The Elves carry the long view. Patience as temperament: an Elf weighs a choice against decades, gives trust the way a bank gives credit, and is still watching a plan unfold when the mortals who started it beside her are grandparents. The elven side of any Zuzental polity is the side that remembers why the rule was made.
The Humans carry the short fire. Life is now, so the move is now: risk-takers and cycle-burners, the ones who force the question, take the loss, and start over twice in a working life. The human side of any Zuzental polity is the side that notices the rule has stopped working.

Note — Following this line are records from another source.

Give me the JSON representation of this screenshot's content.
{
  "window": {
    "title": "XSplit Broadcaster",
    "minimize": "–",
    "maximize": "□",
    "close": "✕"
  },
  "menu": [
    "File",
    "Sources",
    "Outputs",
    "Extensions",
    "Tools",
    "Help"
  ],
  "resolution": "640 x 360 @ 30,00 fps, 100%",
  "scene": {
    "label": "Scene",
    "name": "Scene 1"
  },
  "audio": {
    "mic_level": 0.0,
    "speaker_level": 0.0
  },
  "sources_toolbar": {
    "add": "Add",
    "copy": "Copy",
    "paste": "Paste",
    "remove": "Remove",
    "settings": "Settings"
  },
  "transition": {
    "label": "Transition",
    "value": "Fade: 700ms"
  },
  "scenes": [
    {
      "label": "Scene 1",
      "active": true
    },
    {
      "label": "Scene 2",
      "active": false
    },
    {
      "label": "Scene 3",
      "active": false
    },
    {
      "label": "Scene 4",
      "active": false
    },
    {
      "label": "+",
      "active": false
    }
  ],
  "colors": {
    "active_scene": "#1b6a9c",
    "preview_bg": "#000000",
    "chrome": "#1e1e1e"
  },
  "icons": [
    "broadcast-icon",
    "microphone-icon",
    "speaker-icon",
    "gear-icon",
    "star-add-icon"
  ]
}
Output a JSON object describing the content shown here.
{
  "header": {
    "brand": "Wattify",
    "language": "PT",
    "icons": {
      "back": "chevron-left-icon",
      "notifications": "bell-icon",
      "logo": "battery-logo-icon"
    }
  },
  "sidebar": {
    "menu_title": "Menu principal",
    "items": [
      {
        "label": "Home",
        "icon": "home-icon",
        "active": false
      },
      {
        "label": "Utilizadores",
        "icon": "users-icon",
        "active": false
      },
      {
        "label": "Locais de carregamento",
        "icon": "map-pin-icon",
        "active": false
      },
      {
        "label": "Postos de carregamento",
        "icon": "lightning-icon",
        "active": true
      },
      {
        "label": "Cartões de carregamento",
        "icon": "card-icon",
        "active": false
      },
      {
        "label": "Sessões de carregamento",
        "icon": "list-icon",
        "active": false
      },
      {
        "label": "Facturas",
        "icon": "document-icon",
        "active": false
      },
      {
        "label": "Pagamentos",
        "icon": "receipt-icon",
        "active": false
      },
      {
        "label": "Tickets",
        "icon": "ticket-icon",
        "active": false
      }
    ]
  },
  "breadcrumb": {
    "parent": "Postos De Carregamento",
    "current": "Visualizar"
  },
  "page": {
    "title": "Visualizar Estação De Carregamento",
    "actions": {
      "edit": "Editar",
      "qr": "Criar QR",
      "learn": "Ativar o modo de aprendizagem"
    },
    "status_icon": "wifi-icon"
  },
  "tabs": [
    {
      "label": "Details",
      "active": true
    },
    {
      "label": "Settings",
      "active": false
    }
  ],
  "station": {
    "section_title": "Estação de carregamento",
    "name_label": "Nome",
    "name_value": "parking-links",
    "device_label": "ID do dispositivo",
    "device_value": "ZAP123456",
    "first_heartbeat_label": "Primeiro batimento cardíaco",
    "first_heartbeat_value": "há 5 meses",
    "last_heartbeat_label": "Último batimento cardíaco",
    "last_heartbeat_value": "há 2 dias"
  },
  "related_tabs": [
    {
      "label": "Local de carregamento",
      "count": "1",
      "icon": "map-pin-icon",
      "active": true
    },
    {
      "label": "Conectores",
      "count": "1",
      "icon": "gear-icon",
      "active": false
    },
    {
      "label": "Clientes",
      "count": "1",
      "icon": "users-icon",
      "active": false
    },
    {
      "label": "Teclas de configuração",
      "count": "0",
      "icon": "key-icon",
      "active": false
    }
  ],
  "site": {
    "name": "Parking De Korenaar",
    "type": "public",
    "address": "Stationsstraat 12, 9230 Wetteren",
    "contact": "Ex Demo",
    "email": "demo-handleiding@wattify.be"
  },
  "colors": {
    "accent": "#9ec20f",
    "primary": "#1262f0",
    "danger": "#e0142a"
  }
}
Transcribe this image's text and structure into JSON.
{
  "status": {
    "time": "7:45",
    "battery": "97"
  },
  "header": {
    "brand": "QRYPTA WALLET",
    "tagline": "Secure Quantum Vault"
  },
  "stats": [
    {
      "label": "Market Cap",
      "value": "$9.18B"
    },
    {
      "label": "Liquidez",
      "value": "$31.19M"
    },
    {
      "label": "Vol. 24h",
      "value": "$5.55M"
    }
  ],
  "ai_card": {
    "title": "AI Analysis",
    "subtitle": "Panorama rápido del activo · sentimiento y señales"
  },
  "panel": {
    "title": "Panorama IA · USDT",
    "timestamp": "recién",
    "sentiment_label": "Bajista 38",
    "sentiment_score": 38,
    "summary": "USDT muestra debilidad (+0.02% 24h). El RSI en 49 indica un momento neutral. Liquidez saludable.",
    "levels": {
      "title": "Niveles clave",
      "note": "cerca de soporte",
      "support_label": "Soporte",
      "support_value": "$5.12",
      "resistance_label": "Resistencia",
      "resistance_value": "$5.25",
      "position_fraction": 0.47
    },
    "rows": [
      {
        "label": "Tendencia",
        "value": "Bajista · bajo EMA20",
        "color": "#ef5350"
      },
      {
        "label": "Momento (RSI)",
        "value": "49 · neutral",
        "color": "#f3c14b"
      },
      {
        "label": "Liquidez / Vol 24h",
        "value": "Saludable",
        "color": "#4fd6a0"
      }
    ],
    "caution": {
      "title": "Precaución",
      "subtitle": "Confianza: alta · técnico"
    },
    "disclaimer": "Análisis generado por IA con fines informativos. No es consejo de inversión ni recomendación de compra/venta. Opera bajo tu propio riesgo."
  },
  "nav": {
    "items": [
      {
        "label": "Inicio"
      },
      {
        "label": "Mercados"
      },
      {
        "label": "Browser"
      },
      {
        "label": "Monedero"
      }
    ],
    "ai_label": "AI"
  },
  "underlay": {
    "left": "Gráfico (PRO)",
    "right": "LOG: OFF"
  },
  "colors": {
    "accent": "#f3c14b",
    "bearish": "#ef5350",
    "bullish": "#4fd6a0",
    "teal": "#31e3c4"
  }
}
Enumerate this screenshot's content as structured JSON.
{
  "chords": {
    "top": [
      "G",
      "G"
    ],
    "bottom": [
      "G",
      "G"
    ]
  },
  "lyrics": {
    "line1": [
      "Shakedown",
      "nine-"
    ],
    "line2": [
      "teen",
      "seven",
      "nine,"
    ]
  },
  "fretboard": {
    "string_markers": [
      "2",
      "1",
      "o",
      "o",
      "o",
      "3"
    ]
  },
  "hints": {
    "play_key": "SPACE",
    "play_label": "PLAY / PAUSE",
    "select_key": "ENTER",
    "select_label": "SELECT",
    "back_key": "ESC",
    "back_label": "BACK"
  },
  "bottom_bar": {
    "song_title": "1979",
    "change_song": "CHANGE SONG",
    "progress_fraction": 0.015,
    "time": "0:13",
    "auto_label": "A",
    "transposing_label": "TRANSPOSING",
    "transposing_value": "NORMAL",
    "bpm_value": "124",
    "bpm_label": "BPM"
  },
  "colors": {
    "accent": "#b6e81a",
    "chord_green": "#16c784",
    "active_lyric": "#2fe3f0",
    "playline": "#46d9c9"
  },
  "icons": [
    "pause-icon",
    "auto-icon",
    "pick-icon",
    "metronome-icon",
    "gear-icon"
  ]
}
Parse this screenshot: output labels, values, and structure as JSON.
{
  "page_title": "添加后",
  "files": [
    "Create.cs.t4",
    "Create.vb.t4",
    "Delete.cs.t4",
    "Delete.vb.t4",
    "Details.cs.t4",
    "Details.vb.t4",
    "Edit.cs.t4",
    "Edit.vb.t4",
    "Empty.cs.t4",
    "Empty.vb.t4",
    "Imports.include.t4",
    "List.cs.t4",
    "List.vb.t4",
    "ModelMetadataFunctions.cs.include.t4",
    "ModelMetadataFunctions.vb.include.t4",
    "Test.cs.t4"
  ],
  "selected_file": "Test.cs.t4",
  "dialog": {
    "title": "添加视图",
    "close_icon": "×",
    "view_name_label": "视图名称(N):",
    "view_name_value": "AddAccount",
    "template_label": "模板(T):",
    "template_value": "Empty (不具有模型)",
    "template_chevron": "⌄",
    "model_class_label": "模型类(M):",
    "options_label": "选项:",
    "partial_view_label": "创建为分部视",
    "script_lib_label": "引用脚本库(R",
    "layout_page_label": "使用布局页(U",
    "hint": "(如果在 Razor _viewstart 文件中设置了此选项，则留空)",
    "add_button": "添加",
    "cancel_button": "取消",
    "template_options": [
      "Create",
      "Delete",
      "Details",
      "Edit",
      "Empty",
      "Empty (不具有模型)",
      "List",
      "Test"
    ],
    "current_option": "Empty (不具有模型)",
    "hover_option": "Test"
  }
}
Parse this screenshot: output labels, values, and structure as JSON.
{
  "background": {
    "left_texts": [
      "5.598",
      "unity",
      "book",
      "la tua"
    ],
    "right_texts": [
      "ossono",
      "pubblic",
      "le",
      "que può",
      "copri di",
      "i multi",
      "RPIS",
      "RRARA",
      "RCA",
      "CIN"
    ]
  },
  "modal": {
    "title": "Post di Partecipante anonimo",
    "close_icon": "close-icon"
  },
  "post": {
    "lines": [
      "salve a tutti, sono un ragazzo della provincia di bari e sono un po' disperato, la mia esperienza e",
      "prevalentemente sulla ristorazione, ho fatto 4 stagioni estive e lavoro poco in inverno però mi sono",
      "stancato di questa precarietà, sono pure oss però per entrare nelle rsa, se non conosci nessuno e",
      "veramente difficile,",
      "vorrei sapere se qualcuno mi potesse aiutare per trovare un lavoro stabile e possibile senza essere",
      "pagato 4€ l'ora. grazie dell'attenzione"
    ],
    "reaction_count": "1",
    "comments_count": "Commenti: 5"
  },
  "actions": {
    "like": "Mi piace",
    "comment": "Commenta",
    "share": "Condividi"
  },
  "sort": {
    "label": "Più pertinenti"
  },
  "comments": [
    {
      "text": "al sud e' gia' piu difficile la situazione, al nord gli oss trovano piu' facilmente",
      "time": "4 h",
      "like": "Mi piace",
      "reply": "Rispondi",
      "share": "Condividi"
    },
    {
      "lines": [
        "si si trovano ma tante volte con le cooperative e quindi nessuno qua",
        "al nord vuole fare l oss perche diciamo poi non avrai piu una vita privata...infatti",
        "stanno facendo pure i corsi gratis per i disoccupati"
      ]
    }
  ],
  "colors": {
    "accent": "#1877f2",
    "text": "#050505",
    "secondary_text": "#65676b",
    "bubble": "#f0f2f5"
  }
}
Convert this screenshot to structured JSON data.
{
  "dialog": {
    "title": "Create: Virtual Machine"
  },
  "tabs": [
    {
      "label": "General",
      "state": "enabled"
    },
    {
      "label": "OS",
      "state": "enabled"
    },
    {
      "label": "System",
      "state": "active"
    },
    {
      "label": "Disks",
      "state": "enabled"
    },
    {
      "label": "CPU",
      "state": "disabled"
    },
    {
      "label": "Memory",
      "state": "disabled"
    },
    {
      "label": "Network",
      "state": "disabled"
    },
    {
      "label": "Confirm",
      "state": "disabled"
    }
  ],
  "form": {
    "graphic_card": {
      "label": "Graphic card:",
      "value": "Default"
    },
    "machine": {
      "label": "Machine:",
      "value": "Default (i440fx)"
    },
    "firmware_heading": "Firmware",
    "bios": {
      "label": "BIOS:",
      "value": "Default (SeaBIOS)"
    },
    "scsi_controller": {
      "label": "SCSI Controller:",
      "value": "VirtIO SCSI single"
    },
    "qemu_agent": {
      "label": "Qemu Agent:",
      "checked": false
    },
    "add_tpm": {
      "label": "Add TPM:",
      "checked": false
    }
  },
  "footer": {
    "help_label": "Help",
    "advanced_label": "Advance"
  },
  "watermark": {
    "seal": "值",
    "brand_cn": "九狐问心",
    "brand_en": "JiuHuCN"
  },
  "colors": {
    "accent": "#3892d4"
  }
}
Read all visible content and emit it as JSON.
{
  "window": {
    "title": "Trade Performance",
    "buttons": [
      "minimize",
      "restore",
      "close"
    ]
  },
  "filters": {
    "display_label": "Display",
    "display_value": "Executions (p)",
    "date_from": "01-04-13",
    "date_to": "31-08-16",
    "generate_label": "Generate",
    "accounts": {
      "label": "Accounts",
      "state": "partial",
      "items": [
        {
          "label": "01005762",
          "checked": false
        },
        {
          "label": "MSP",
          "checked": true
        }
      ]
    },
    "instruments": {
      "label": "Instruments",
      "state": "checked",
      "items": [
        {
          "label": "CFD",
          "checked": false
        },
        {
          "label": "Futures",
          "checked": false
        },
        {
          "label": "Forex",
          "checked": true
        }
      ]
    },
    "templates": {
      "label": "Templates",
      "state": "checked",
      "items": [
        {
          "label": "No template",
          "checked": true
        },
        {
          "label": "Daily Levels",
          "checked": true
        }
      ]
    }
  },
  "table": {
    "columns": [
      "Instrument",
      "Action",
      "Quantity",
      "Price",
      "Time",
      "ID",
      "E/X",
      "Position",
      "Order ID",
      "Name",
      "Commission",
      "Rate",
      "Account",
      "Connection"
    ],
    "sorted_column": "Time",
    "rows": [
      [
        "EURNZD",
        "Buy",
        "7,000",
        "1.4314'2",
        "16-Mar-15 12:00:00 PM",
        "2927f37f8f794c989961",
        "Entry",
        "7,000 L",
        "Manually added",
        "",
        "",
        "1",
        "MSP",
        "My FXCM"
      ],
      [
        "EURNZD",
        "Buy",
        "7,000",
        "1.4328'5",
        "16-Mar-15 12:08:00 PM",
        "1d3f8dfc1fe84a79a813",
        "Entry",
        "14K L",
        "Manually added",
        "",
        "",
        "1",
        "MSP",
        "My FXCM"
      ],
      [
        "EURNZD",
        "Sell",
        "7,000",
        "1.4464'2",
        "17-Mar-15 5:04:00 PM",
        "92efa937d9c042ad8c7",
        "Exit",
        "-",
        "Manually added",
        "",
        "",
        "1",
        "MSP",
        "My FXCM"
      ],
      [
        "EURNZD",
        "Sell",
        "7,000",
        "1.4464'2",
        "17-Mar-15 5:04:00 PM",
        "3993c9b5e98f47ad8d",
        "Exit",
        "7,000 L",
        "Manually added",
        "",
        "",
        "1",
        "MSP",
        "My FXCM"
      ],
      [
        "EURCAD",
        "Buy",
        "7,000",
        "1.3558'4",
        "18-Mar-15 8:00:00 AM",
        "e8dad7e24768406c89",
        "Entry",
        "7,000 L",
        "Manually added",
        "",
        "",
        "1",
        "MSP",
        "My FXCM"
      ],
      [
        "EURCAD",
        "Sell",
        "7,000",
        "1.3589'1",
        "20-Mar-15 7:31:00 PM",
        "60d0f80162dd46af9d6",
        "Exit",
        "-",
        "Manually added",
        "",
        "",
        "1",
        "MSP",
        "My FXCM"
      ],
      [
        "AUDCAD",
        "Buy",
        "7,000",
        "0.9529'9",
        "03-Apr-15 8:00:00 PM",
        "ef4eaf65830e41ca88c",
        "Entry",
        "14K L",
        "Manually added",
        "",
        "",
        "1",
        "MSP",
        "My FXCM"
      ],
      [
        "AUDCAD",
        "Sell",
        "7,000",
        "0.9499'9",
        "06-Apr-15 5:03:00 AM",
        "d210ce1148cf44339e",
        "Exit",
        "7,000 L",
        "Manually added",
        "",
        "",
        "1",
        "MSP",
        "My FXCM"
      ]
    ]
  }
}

The Hobgoblins carry the given word. For a Hobgoblin the sworn word is load-bearing: slow to promise, immovable once sworn, still keeping what was agreed long after everyone else has moved on. It is a constancy the domain of judgment leans on, and it casts its own shadow, which Hobgoblin elders name before any outsider can: the grip that does not know when to let go. Forseti holds Tyranny in the same hand as Justice, and no people on Talan understands that pairing from the inside the way the Hobgoblins do.
In the Thousand Kingdom, the elven long view and the human short fire interlock as the famous volatility-and-longevity engine of its politics; in the Order of Law, the oath-minded gather until the Hobgoblin is the dominant ancestry of the institution itself.